Y estamos pagando las consecuencias de la "cicatería", de haber ajustado las especificaciones al presupuesto, a la ausencia de estudios, investigaciones y análisis previos a los diseños y la naturaleza nos está pasando "la cuenta de cobro" de la improvisación y haber alterado su equilibrio.
A diferencia de la cicatería aplicada para construir la mayoría de carreteras del país, un ejemplo que contrasta con una buena práctica de la ingeniería, son los desarrollos hidroeléctricos que, bajo condiciones severas de invierno, ninguno haya colapsado.
A ninguna empresa generadora de energía se le ocurriría el despropósito de abrir una licitación de una Central Hidroeléctrica con base en anteproyectos y "llave en mano"; siempre ha imperado la razón y el buen juicio para decidirse por la adjudicación de contratos bien estructurados y con pliegos de condiciones y detallados diseños previos a su valoración.

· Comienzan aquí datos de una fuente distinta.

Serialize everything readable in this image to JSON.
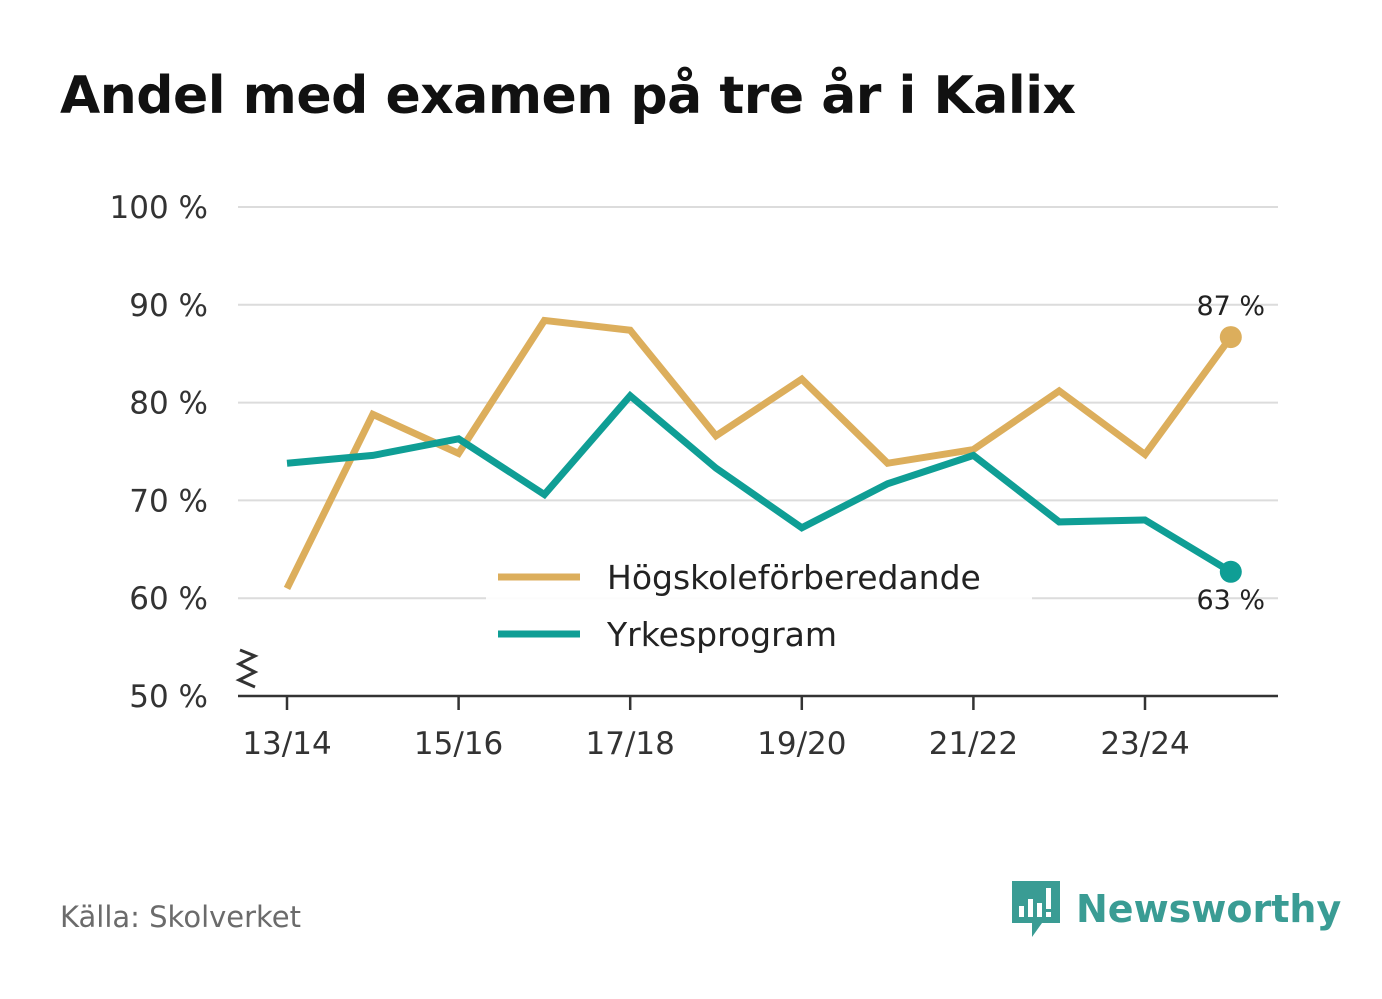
{
  "title": "Andel med examen på tre år i Kalix",
  "source": "Källa: Skolverket",
  "brand": {
    "name": "Newsworthy",
    "icon": "newsworthy-logo-icon",
    "color": "#3a9c94"
  },
  "chart_data": {
    "type": "line",
    "title": "Andel med examen på tre år i Kalix",
    "xlabel": "",
    "ylabel": "",
    "x": [
      "13/14",
      "14/15",
      "15/16",
      "16/17",
      "17/18",
      "18/19",
      "19/20",
      "20/21",
      "21/22",
      "22/23",
      "23/24",
      "24/25"
    ],
    "x_tick_labels": [
      "13/14",
      "15/16",
      "17/18",
      "19/20",
      "21/22",
      "23/24"
    ],
    "y_ticks": [
      50,
      60,
      70,
      80,
      90,
      100
    ],
    "y_tick_labels": [
      "50 %",
      "60 %",
      "70 %",
      "80 %",
      "90 %",
      "100 %"
    ],
    "ylim": [
      50,
      100
    ],
    "y_axis_break": true,
    "grid": true,
    "legend_position": "bottom-center",
    "series": [
      {
        "name": "Högskoleförberedande",
        "color": "#dcae5c",
        "values": [
          61,
          78.8,
          74.8,
          88.4,
          87.4,
          76.6,
          82.4,
          73.8,
          75.2,
          81.2,
          74.7,
          86.7
        ],
        "end_label": "87 %"
      },
      {
        "name": "Yrkesprogram",
        "color": "#0f9e95",
        "values": [
          73.8,
          74.6,
          76.3,
          70.6,
          80.7,
          73.3,
          67.2,
          71.7,
          74.6,
          67.8,
          68,
          62.7
        ],
        "end_label": "63 %"
      }
    ]
  }
}
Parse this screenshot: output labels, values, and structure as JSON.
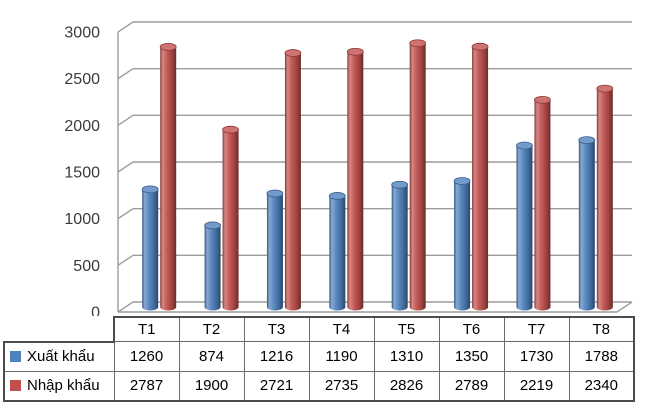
{
  "chart_data": {
    "type": "bar",
    "style": "3d-cylinder",
    "title": "",
    "categories": [
      "T1",
      "T2",
      "T3",
      "T4",
      "T5",
      "T6",
      "T7",
      "T8"
    ],
    "series": [
      {
        "name": "Xuất khẩu",
        "color": "#4F81BD",
        "values": [
          1260,
          874,
          1216,
          1190,
          1310,
          1350,
          1730,
          1788
        ]
      },
      {
        "name": "Nhập khẩu",
        "color": "#C0504D",
        "values": [
          2787,
          1900,
          2721,
          2735,
          2826,
          2789,
          2219,
          2340
        ]
      }
    ],
    "y_axis": {
      "min": 0,
      "max": 3000,
      "step": 500,
      "tick_labels": [
        "0",
        "500",
        "1000",
        "1500",
        "2000",
        "2500",
        "3000"
      ]
    },
    "grid": true,
    "legend_position": "data-table",
    "data_table_shown": true
  },
  "colors": {
    "series_1": "#4F81BD",
    "series_2": "#C0504D",
    "gridline": "#9c9c9c",
    "axis_text": "#3b3b3b",
    "table_border_inner": "#6a6a6a",
    "table_border_outer": "#4b4b4b",
    "table_text": "#000000",
    "background": "#ffffff"
  }
}
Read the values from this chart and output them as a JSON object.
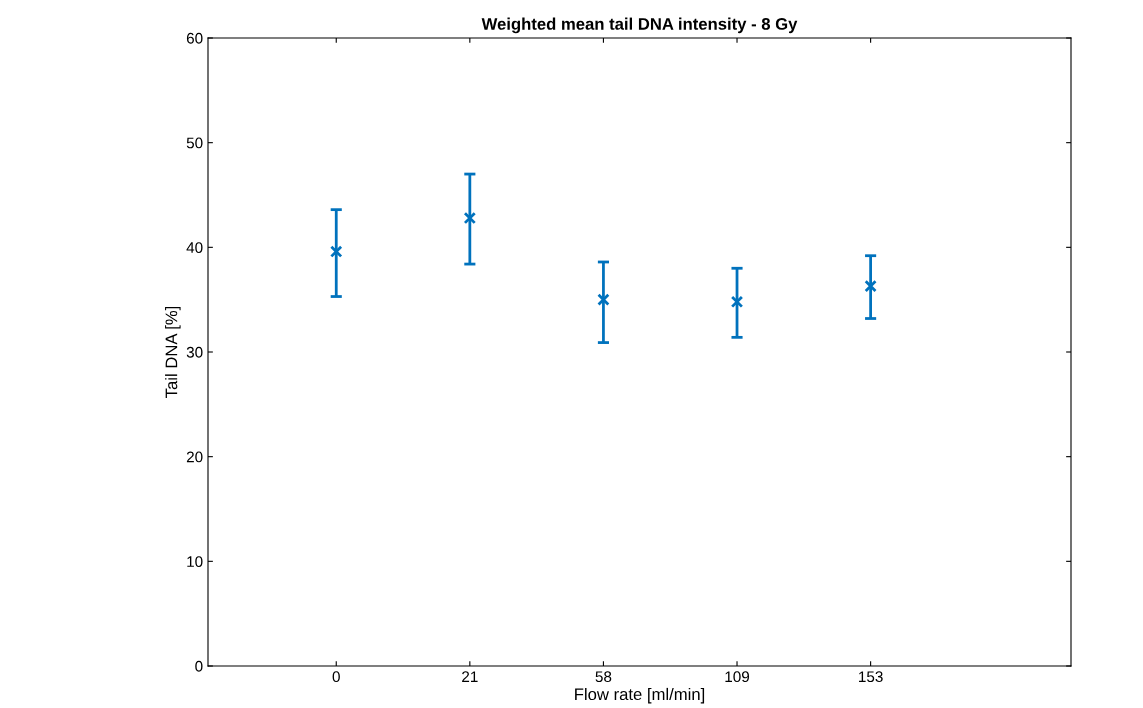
{
  "chart_data": {
    "type": "scatter",
    "title": "Weighted mean tail DNA intensity - 8 Gy",
    "xlabel": "Flow rate [ml/min]",
    "ylabel": "Tail DNA [%]",
    "categories": [
      "0",
      "21",
      "58",
      "109",
      "153"
    ],
    "series": [
      {
        "color": "#0072bd",
        "values": [
          39.6,
          42.8,
          35.0,
          34.8,
          36.3
        ],
        "errors": [
          [
            35.3,
            43.6
          ],
          [
            38.4,
            47.0
          ],
          [
            30.9,
            38.6
          ],
          [
            31.4,
            38.0
          ],
          [
            33.2,
            39.2
          ]
        ]
      }
    ],
    "marker": "cross",
    "ylim": [
      0,
      60
    ],
    "yticks": [
      0,
      10,
      20,
      30,
      40,
      50,
      60
    ],
    "grid": false,
    "legend": false
  }
}
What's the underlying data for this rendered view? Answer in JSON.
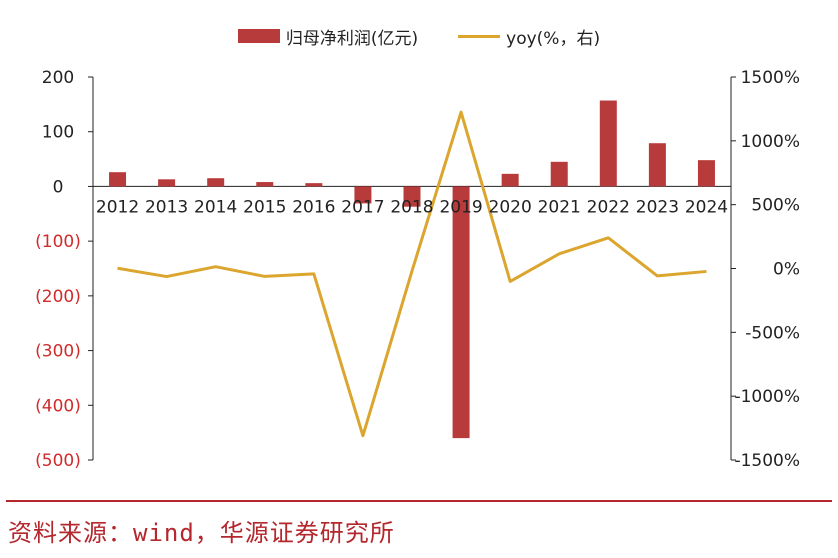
{
  "legend": {
    "bar_label": "归母净利润(亿元)",
    "line_label": "yoy(%，右)"
  },
  "source": "资料来源：wind，华源证券研究所",
  "colors": {
    "bar": "#b83b3b",
    "line": "#dba52e",
    "axis": "#222222",
    "negative_tick": "#d12b2b",
    "divider": "#b3272d"
  },
  "chart_data": {
    "type": "bar",
    "categories": [
      "2012",
      "2013",
      "2014",
      "2015",
      "2016",
      "2017",
      "2018",
      "2019",
      "2020",
      "2021",
      "2022",
      "2023",
      "2024"
    ],
    "series": [
      {
        "name": "归母净利润(亿元)",
        "type": "bar",
        "axis": "left",
        "values": [
          26,
          13,
          15,
          8,
          6,
          -31,
          -37,
          -460,
          23,
          45,
          157,
          79,
          48
        ]
      },
      {
        "name": "yoy(%，右)",
        "type": "line",
        "axis": "right",
        "values": [
          2,
          -63,
          14,
          -62,
          -42,
          -1310,
          -19,
          1225,
          -101,
          115,
          240,
          -58,
          -23
        ]
      }
    ],
    "left_axis": {
      "ylim": [
        -500,
        200
      ],
      "ticks": [
        200,
        100,
        0,
        -100,
        -200,
        -300,
        -400,
        -500
      ],
      "tick_labels": [
        "200",
        "100",
        "0",
        "(100)",
        "(200)",
        "(300)",
        "(400)",
        "(500)"
      ]
    },
    "right_axis": {
      "ylim": [
        -1500,
        1500
      ],
      "ticks": [
        1500,
        1000,
        500,
        0,
        -500,
        -1000,
        -1500
      ],
      "tick_labels": [
        "1500%",
        "1000%",
        "500%",
        "0%",
        "-500%",
        "-1000%",
        "-1500%"
      ]
    },
    "legend_position": "top-center",
    "grid": false
  }
}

Pero el método de algunos gobernantes con mentalidad cortoplacista está haciendo carrera; el afán de relevar las firmas de ingeniería de consulta con la pretensión de obtener menores costos y acortar los términos y construir las obras contrarreloj y adjudicar a la propuesta más baja y "arreglar las cargas en el camino" y al final, los costos exceden los presupuestos.
Personajes del tropicalismo que nos mantendrán en el tercer mundo a perpetuidad, si no cambiamos de sistema.